Büyük Doğu-İbda Ne İşe Yarar?

Sık sık “Büyük Doğu-İbda ne işe yarar, neye faydası var?” gibi sorular duyarız. İşte bugün insanlığın pençesinde kıvrandığı ve beşeriyetini kaybetme noktasına geldiği bu hastalığın biricik devası, Büyük Doğu-İbda’dır. Yaşadığımız “âhir zaman”, Müslüman açısından en şiddetli musibetlere maruz kalınan dönem; bu bir bedahet... Musibetlerin ruhî ızdırabının şifasını, materyalist Batı eczanesinde aramak mecburiyetinde bırakılan ve yaşadığı hafakanlardan kurtulamayarak çoğu defa yitip giden Müslümanlar için, İslâm Eczanesinden nadide bir iksir hüviyeti taşımaktadır “Büyük Doğu-İbda”. Ne var ki, her hastanın içinde bulunduğu psikozdur; çileli tedavi süreçleri karşısında hastalıktan yana tavır takınmak. Oysa ki “mütefekkirin mektebi, hekimin eczanesi gibidir. Oraya zevk duymak için değil, kurtaran ıstırabı çekmek için gidilir.” Böylelikle önce kendini kurtarır, ondan sonra da nasibin, istidadın varsa sen de kendi mevzuundan beri derman olursun insanlığın dertlerine. Lâkin unutmamak gerek, burada bile görüldüğü üzere devreye giren ahlâktır ki, ahlâk, İbda Hikemiyâtına göre aynı zamanda fikrin içine işlemiş olan işletici sıfat, ruhun merkezî fakültesidir, kendisinden zuhura geldiği fikri ileriye doğru zuhur ettirir.

***

Evvelâ hayvanî insiyakla hareket edip de insan gibi muamele bekleyenlere layığınca muamele ederek başlayalım.
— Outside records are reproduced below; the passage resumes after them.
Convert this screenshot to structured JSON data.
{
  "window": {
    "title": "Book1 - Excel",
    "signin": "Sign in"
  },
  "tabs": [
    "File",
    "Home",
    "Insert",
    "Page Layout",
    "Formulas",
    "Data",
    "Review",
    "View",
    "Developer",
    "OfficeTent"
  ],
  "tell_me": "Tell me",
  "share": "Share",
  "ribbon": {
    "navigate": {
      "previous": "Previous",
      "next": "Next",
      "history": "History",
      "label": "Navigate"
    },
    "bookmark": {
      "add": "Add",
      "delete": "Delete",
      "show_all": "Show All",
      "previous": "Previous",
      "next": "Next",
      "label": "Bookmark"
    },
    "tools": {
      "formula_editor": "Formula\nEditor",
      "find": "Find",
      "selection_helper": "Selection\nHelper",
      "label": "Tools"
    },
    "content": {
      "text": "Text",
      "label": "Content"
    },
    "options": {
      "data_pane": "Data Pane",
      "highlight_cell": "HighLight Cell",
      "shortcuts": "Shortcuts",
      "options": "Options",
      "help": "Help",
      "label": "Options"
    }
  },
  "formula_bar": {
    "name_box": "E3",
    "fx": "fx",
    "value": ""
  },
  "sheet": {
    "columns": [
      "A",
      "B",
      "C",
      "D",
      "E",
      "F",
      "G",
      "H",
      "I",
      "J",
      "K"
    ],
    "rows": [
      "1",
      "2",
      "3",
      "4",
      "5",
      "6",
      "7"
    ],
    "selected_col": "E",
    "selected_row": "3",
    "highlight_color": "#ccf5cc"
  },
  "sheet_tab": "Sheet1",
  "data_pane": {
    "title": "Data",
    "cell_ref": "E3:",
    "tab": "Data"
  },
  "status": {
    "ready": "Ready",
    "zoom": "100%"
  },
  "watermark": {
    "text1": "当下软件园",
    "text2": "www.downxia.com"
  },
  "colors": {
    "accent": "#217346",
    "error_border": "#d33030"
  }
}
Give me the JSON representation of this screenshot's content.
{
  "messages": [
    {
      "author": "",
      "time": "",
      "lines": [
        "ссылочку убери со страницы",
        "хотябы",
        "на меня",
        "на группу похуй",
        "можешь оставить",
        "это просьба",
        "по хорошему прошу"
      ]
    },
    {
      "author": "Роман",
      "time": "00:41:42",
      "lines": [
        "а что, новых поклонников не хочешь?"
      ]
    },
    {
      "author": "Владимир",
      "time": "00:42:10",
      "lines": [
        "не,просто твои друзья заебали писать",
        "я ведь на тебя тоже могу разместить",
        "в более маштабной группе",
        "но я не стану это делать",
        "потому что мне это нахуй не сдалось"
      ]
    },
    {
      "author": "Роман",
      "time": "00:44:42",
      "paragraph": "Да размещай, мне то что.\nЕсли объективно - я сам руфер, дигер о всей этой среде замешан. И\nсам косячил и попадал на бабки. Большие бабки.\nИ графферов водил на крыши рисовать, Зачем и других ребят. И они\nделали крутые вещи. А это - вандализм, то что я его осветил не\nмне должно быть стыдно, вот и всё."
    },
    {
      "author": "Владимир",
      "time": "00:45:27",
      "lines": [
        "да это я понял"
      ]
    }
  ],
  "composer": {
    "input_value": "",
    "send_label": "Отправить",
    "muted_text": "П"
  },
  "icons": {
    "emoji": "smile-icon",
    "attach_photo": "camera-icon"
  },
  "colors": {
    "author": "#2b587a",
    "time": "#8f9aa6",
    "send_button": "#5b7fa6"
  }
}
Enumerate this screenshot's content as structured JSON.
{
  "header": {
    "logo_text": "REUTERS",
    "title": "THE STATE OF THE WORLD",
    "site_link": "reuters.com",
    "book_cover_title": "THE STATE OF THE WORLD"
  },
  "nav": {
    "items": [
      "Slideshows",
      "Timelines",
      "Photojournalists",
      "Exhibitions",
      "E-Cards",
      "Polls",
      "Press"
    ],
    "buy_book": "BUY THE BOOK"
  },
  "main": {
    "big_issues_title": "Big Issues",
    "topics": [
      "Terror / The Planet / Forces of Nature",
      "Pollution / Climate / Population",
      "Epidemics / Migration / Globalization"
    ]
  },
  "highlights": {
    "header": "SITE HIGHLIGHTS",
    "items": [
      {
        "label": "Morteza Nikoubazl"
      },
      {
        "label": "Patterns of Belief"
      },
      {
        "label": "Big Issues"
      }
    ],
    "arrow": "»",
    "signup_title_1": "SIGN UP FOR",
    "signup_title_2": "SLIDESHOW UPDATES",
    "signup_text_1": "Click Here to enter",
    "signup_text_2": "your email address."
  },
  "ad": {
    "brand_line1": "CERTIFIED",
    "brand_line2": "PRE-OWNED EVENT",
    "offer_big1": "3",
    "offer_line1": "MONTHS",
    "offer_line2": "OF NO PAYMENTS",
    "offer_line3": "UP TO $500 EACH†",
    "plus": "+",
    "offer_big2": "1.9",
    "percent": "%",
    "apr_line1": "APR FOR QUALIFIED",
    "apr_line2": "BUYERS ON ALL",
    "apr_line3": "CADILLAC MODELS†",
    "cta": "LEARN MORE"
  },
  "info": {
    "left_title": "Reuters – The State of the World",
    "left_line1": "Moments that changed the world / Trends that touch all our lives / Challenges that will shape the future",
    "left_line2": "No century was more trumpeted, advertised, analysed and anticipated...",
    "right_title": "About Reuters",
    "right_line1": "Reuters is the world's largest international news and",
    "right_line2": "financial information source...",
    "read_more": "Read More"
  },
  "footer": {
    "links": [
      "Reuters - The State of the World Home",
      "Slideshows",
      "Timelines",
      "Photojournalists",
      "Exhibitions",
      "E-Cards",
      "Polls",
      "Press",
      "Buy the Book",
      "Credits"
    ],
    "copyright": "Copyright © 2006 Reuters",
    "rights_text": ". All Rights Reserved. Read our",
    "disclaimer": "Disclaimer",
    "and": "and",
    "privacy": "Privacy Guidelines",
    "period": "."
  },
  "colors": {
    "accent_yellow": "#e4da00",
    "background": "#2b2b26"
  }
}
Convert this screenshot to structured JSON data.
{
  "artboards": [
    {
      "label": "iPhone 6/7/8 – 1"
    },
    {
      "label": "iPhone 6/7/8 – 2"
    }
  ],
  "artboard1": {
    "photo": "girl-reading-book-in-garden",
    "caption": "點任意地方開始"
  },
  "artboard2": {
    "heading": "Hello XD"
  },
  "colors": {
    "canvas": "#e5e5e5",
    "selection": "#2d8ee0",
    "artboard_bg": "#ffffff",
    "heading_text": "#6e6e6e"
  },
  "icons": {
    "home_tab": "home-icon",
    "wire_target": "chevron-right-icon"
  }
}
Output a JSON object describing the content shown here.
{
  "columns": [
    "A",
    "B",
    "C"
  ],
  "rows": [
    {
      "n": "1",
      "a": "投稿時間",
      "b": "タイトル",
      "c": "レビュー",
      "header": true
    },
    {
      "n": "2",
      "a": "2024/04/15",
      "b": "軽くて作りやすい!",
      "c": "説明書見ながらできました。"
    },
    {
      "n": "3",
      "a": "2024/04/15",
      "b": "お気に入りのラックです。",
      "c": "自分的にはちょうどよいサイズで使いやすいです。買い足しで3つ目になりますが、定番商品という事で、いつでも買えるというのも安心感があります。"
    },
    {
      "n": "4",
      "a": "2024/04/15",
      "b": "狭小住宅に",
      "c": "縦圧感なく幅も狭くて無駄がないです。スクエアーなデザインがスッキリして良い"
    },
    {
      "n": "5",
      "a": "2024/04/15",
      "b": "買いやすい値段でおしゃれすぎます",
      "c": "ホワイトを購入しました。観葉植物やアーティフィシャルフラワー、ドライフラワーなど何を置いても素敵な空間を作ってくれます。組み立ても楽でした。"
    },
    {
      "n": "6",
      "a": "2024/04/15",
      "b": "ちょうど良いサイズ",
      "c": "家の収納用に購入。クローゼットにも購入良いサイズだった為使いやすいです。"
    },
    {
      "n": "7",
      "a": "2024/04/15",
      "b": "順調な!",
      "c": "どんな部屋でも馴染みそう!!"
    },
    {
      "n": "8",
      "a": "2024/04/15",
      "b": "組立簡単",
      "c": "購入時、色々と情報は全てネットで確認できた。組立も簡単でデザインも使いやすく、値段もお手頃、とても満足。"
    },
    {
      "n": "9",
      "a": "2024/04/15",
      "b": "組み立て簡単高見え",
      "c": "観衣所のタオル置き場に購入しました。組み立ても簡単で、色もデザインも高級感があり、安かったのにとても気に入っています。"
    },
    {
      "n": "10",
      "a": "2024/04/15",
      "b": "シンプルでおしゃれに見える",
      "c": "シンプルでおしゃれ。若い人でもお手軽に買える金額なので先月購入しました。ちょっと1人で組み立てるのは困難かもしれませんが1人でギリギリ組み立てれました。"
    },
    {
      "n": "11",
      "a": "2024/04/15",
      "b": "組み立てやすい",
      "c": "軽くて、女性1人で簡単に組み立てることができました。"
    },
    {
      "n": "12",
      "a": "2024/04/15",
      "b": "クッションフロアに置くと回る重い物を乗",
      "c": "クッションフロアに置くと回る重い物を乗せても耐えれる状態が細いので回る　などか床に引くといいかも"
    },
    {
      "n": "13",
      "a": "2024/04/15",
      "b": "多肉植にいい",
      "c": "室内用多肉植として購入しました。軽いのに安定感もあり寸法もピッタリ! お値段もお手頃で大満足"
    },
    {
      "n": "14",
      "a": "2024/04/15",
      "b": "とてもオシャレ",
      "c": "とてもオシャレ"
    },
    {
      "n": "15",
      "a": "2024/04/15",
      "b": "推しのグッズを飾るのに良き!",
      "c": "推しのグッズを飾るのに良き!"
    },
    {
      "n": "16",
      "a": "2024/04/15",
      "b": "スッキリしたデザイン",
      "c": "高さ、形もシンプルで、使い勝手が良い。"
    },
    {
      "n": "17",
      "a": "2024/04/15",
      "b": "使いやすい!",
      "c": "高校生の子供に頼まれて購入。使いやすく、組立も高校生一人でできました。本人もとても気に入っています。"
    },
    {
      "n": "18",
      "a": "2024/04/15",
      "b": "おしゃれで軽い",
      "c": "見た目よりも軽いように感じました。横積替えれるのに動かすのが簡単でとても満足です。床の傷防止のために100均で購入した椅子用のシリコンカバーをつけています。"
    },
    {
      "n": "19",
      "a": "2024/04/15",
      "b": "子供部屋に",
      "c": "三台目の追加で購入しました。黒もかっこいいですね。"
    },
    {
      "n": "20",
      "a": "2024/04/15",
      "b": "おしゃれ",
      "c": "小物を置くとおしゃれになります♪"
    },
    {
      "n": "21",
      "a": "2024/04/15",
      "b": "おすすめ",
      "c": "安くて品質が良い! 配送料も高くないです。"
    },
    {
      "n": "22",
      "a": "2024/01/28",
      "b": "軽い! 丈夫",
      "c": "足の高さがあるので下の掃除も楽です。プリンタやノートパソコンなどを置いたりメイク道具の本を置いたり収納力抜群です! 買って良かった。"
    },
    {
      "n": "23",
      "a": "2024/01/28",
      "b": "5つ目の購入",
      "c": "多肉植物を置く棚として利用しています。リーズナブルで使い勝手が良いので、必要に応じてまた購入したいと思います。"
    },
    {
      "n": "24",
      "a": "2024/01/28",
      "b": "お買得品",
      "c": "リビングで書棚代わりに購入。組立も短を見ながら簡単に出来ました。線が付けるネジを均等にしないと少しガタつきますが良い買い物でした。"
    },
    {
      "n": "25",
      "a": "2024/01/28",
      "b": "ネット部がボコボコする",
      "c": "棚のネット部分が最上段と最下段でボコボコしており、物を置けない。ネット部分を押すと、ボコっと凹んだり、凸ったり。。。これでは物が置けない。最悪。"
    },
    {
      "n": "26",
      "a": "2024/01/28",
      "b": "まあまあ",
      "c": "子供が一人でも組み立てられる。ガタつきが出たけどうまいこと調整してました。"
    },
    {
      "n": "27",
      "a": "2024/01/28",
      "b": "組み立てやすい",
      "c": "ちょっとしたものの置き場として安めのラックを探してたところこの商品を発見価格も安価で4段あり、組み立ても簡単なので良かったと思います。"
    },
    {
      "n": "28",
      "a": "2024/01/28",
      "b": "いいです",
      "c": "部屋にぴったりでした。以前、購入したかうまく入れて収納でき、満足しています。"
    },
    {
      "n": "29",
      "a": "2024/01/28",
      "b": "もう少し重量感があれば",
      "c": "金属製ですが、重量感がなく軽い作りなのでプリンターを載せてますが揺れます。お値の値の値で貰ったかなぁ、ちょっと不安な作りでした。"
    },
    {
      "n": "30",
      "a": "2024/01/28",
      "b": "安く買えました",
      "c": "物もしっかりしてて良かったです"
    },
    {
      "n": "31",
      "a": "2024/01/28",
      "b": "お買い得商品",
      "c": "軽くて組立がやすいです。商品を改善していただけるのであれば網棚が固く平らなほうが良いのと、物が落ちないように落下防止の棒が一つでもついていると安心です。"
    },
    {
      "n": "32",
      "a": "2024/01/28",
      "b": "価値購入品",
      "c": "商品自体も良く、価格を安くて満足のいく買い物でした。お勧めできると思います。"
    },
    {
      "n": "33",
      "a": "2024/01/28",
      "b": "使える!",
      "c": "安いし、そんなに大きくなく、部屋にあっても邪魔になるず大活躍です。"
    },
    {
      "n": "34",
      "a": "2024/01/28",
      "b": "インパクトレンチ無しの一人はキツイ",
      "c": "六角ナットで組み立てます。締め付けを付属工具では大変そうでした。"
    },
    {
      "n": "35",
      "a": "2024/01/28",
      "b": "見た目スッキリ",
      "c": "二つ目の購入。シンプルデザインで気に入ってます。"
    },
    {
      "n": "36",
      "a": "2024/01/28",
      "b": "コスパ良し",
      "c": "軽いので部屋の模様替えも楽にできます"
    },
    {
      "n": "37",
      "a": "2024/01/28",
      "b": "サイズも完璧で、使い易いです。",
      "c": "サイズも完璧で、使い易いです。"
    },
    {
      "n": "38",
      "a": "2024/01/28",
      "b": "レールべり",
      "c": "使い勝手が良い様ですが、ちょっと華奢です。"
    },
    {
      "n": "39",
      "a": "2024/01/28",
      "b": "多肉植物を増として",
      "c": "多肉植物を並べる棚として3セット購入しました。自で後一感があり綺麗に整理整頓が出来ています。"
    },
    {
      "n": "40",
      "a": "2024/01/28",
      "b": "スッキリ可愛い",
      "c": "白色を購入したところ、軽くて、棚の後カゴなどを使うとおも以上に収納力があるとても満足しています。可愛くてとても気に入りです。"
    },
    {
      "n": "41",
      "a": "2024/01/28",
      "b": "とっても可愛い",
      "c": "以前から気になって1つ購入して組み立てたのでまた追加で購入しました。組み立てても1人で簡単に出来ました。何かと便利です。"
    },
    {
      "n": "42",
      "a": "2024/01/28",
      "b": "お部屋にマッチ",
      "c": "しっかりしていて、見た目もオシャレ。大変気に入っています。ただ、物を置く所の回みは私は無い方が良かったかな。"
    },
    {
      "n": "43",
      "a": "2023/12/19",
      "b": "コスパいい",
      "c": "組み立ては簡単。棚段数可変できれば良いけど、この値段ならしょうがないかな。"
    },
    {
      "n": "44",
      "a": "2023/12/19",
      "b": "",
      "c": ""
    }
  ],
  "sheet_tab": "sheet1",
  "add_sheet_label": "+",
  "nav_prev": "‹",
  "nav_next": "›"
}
Hayvan gibi hareket edip de insan gibi muamele beklemeye sebeb olan şu tılsımı bir ortadan kaldıralım. Aynaların üzerine örtülmüş olan gaflet örtülerini bir kaldıralım ve herkesi kendi hâl ve hakikatiyle bir yüzleştirelim. Ondan sonra da görelim bakalım, aynadaki canavar aksinden memnun olan kim varmış?